部屋の襖を開けると寝る準備をしていたのだろうか、布団が敷いてあった。
その布団の上に少女をゆっくりと降ろし、男はどこかへ行ってしまった。

しばらくすると、男は救急箱と思われるものを持って現れた。

「足、伸ばせ」
「はい…」

男の持っていた箱は、案の定救急箱だった。
その箱の中から小瓶と布を取り出した。

「少ししみるが我慢しろ。」

小瓶の蓋を開けると少女の足に布をあて、小瓶の中身をかけた。

「っ……」
「わりぃな。
だが、消毒はしとかねぇと…」
「は、い………っぅ」
「よし、消毒はこれでよし。」

救急箱の中から、手拭いと包帯を取り出すと手拭いをガーゼの代わりにして、少女の足に包帯を綺麗に巻いていった。

「あの……ありがとうございました。」
「だから気にすんなって。」
「でも…せめて、私に何か、できることはありませんか?」
「できること………」
「できることなら、何でもします!」
「なんでも…………
じゃあ…お前について教えてくれないか?
名前と……その、身なりについて。」
「……………はい」





「まず、私の名前は葛城ユエと申します。」
「ユエ?
珍しい名前だな。
南蛮人か?」
「いえ、日本とカナダのハーフ…混血です。」
「そうか、だから髪の色が…」
「はい。

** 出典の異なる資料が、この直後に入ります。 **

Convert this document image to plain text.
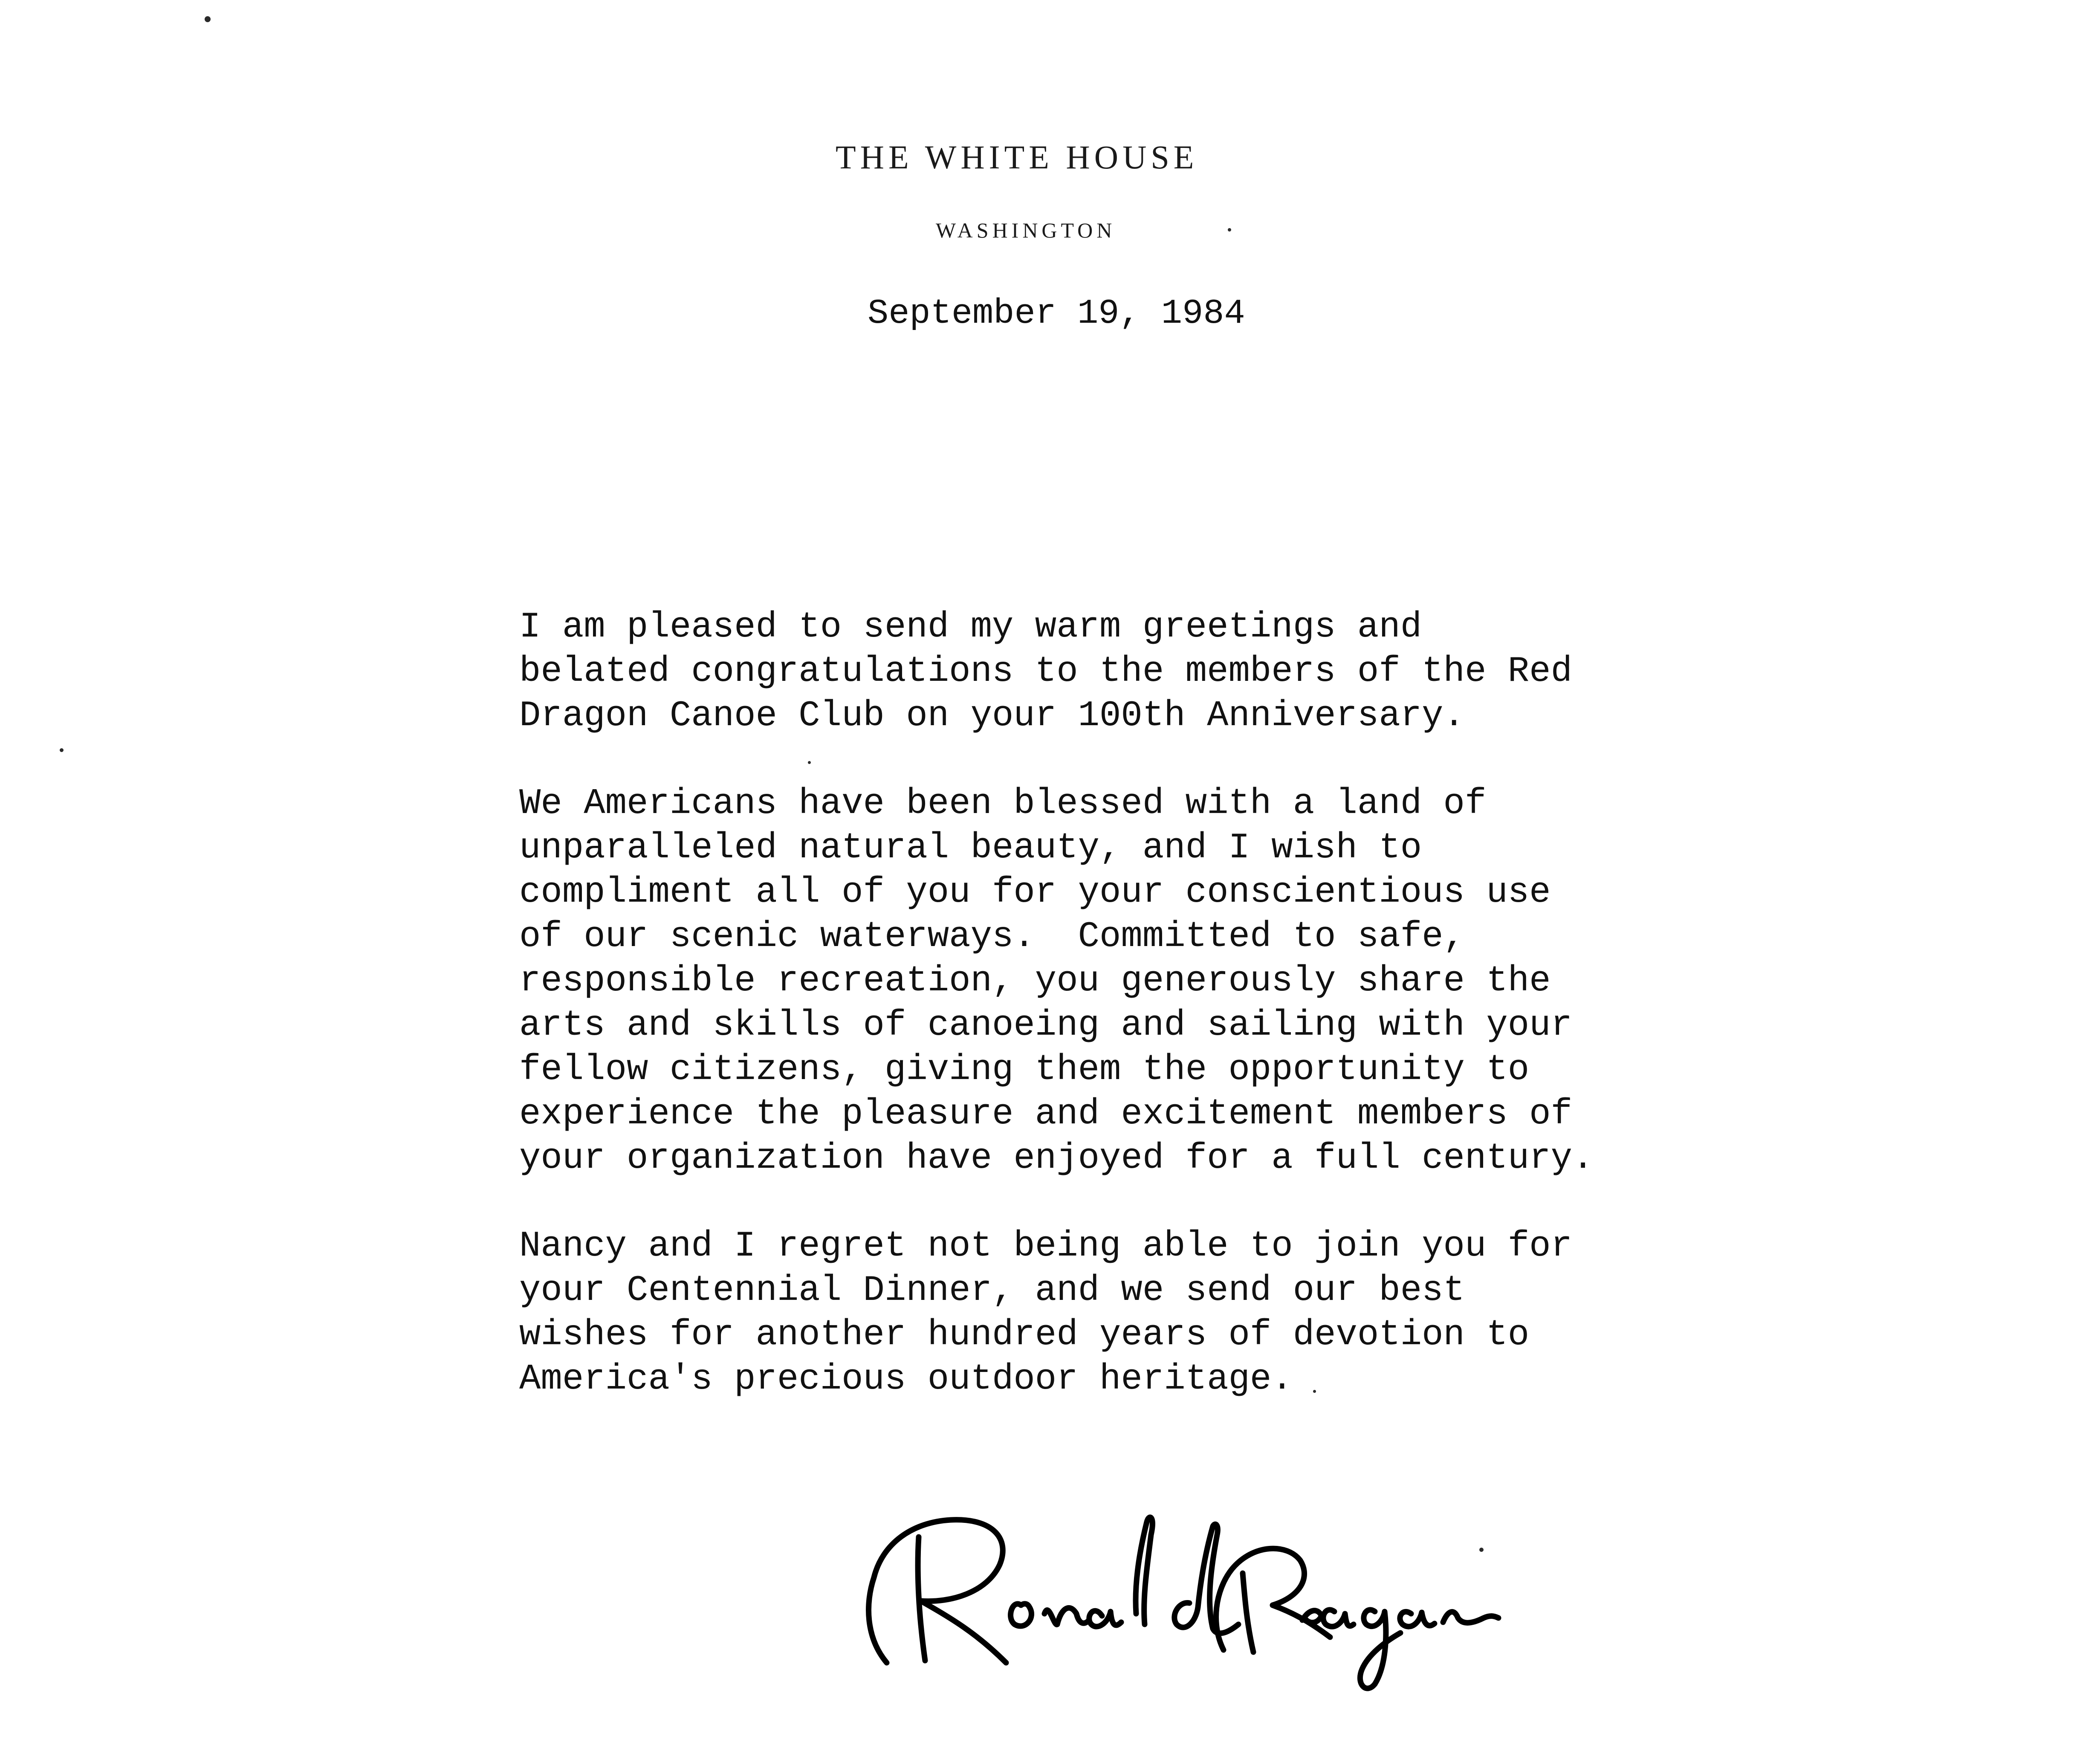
THE WHITE HOUSE
WASHINGTON
September 19, 1984
I am pleased to send my warm greetings and
belated congratulations to the members of the Red
Dragon Canoe Club on your 100th Anniversary.
We Americans have been blessed with a land of
unparalleled natural beauty, and I wish to
compliment all of you for your conscientious use
of our scenic waterways.  Committed to safe,
responsible recreation, you generously share the
arts and skills of canoeing and sailing with your
fellow citizens, giving them the opportunity to
experience the pleasure and excitement members of
your organization have enjoyed for a full century.
Nancy and I regret not being able to join you for
your Centennial Dinner, and we send our best
wishes for another hundred years of devotion to
America's precious outdoor heritage.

」
「で、その珍妙な着物はなんだ?」
「………多分…信じてもらえないと思いますが……
私は、今より…だいたい四百年以上先の未来……先の世から来ました。」
「四百年以上!?」

男はあまりにも信じられない言葉に目を丸くした。
一体、どうやって四百年以上も先の世から来たのだろうか。
それとも、先の世では、簡単に過去に行けるようになっているのだろうか。
そんなことを考えた。

「確かに、信じられない話だとは思います。
でもっ、本当なんです!!
お願いです!信じてください!」
「確かに…信じられねぇ話ではあるが、お前の目は、嘘をついている目ではないな。」
「じゃあ……」
「あぁ…お前のことを信じよう。」
「ありがとう、ございますっっ!」


これが、彼……片倉小十郎さんと私の出会いでした。